And music was just one aspect of the event, which also featured video, dance, and poetry. Even at that, the whole potpourri -- totaling about 16 hours -- only sampled the energy, diversity, and experimentation that have marked the Kitchen during its first 10 years.

"We're looking for intelligent experimentation," says Kitchen director Mary MacArthur, who speaks with an enthusiastic air and a tuneful British accent. Under her guidance, the organization is reaching out in more directions than ever, toward artists in a wide variety of fields, including some that don't have neat labels yet. Today, its activity is international in scope. Recent innovations include:

* Touring: Last year, a dozen young composers, choreographers, and performing artists toured five European cities under the aegis of the Kitchen. Requests for further programs were promptly received, and the Kitchen now plans several such tours each year.

* Distribution: The Kitchen keeps an archive of (so far) 320 videotapes and 200 concert recordings, which are widely circulated. Exhibitions focusing on this material have appeared in the United States and abroad.

* Television production: "Live From the Kitchen" is a series of programs by artists who use TV as their theater. This has included Robert Ashley's superb "Music Word Fire," which recently aired on public television in New York as part of a projected 3 1/2-hour work called "Perfect Lives." Less monumentally, video artist Joan Logue is assembling 30-second "commercials" by such radical artists as Spalding Gray, Philip Glass, Meredith Monk, and John Cage.
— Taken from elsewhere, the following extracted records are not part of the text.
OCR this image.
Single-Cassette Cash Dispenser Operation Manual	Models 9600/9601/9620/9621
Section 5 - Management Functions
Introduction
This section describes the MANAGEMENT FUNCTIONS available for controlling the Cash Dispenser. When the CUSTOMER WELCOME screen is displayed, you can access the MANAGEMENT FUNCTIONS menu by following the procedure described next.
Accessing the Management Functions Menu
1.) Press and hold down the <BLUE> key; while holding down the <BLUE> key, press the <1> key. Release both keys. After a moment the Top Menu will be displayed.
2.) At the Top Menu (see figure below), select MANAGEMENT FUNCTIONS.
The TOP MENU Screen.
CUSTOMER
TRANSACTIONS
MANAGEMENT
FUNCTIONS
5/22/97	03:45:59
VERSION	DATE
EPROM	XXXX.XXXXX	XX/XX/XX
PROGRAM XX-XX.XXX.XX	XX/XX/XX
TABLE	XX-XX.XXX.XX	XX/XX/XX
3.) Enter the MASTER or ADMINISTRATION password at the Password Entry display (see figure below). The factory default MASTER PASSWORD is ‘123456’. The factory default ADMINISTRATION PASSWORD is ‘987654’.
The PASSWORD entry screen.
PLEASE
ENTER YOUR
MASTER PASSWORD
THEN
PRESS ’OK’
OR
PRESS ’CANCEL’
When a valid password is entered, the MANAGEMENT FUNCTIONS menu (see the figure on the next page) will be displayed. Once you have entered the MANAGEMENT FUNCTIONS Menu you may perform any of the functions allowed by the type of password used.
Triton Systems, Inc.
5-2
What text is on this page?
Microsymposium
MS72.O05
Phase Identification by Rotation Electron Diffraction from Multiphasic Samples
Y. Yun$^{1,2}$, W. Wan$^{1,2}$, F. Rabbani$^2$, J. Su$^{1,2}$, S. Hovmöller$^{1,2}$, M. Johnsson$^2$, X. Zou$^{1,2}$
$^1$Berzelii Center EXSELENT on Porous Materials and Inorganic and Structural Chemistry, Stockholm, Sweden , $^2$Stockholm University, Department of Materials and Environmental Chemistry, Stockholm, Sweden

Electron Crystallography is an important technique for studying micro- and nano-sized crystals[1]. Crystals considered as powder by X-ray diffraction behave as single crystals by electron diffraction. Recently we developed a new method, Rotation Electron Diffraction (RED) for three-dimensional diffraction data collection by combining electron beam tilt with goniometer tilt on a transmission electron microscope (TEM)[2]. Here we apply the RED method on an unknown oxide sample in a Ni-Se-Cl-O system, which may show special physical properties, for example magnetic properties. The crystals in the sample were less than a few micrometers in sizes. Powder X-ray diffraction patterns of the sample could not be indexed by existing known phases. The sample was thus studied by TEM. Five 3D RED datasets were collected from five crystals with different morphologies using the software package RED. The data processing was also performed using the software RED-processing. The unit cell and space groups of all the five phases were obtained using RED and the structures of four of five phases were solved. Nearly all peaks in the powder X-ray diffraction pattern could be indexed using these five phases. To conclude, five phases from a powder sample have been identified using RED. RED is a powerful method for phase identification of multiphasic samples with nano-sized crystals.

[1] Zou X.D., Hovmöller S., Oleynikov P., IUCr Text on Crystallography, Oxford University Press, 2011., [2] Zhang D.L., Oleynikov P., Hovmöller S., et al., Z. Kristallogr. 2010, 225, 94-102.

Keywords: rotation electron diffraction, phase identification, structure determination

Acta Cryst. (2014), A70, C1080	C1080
Then there's the usual monthly schedule of music, video, dance, and other works, presented at Kitchen headquarters, 484 Broome Street in the downtown SoHo neighborhood. Events take place in three rooms: a gallery for exhibitions, a small "viewing room" for video, and a large "performance space."

The Kitchen thrives on intermix. It suits the philosophy of Miss MacArthur and her colleagues to tuck so many different works into one place at one time, with only a wall or two separating them. On an afternoon not long ago, for instance, one passed a group of portraits by Joan Logue, and overheard a rehearsal by pianist Frederic Rzewski, on the way to see videotaped films by Stuart Sherman. A multitude of media, indeed.

On one level, this symbolizes much of today's new art, with its rampant collaboration among diverse disciplines. More concretely, the mix of media broadens audience tastes: Miss MacArthur is tickled with the idea of patrons arriving to see one event, and stumbling on two or three others they may never have heard of -- and may like even better.

Though the Kitchen is dedicated to discovery, the word "new" is not a fetish there. "We might like an idea that's not new at all," says Miss MacArthur, "but a new development.m Nobody likes to use the terms 'experimental' or 'avant-garde' anymore, because they seem critical. But experimentation is extremely important: It can be not only interesting, but . . . hilarious!"